At no point does anyone appear to be having any fun. Micheal K Williams, as a fellow Assassin, is the only one to ever crack a smile but alas all his dialogue is awash with nonsensical babble. There is a fun idea to be mined here, a high concept notion of using ones DNA memory to harness the past but in making this all so serious you wind up laughing at it, well you would do if you weren’t so damn bored. I just don’t get what any of it means. We are meant to root for the Assassins but they are such a bunch of homicidal misery guts that you almost wish for them to die too. Also the less said about this films McGuffin, a clumsily named Apple of Eden that can alter free will or something, the better. At no point did I understand why this was so important or in fact what it can even do that I couldn’t have cared less if it was retrieved or not.

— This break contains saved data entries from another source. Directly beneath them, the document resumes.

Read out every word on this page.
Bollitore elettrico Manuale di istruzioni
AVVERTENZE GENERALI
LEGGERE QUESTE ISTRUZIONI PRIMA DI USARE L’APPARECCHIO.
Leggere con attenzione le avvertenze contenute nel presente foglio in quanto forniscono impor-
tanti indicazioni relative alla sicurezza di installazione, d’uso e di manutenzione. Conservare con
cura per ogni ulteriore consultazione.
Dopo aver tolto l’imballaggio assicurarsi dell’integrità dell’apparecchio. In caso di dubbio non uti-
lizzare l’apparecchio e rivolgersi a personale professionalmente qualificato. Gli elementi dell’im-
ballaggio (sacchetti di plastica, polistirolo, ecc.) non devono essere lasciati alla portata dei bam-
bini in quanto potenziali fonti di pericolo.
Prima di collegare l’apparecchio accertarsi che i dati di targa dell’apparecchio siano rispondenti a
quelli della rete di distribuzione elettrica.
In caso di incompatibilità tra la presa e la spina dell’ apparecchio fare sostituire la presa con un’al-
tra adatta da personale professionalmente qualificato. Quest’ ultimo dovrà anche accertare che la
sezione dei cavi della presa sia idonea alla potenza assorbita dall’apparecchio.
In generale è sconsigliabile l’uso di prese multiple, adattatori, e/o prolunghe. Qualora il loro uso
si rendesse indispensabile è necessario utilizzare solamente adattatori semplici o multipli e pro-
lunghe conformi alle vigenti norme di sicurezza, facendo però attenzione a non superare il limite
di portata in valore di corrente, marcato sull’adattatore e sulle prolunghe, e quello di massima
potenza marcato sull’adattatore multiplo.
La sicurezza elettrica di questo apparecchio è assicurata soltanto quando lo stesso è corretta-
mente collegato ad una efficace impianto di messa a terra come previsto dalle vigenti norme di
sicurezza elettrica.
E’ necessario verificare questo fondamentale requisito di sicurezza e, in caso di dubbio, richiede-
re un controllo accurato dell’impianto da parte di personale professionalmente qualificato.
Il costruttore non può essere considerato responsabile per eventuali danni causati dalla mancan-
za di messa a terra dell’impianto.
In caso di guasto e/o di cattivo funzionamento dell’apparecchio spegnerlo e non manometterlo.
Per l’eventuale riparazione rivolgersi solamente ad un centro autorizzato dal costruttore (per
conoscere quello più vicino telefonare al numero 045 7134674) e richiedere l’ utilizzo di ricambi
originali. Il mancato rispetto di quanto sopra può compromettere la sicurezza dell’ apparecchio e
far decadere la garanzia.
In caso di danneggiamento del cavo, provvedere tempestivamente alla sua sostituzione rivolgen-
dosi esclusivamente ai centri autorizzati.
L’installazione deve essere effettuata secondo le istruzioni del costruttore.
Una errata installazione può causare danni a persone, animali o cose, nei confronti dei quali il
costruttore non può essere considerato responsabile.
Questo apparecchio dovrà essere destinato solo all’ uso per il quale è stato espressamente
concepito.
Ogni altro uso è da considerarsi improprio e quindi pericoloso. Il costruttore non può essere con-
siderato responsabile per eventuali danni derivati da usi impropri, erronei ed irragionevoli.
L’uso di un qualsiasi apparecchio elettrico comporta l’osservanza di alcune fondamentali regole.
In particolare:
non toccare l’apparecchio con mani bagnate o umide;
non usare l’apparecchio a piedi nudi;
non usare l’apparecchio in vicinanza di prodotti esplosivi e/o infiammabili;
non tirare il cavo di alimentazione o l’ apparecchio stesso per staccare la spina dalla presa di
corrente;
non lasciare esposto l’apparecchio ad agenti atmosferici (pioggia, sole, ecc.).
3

As we add Assassin’s Creed to the dogpile I think it is time to admit that straight adaptations of popular video games are impossible. In attempting to satisfy fans as well as appeal to non-believers most of them exist in a strange middle ground of appealing to none of them. The best video game movies aren’t even true adaptations, they exist as their own entities but are not shy of their influences. The Girl with all the Gifts with its brilliant version of The Last of Us, or Wreck-It-Ralph’s send up of multiple games, or Edge of Tomorrow with its repeated game overs being more akin to a video game itself. But if there is one lesson future computer game movies can learn from Assassin’s Creed, is that you really need to embrace the lunacy of it all and for God’s sake have some fun!

Verdict: A hopelessly drab and lacklustre game adaptation, barring some rousing action scenes and a decent cast trying their best. It once more offers evidence that video games, despite how cinematic they may be, do not make great cinema.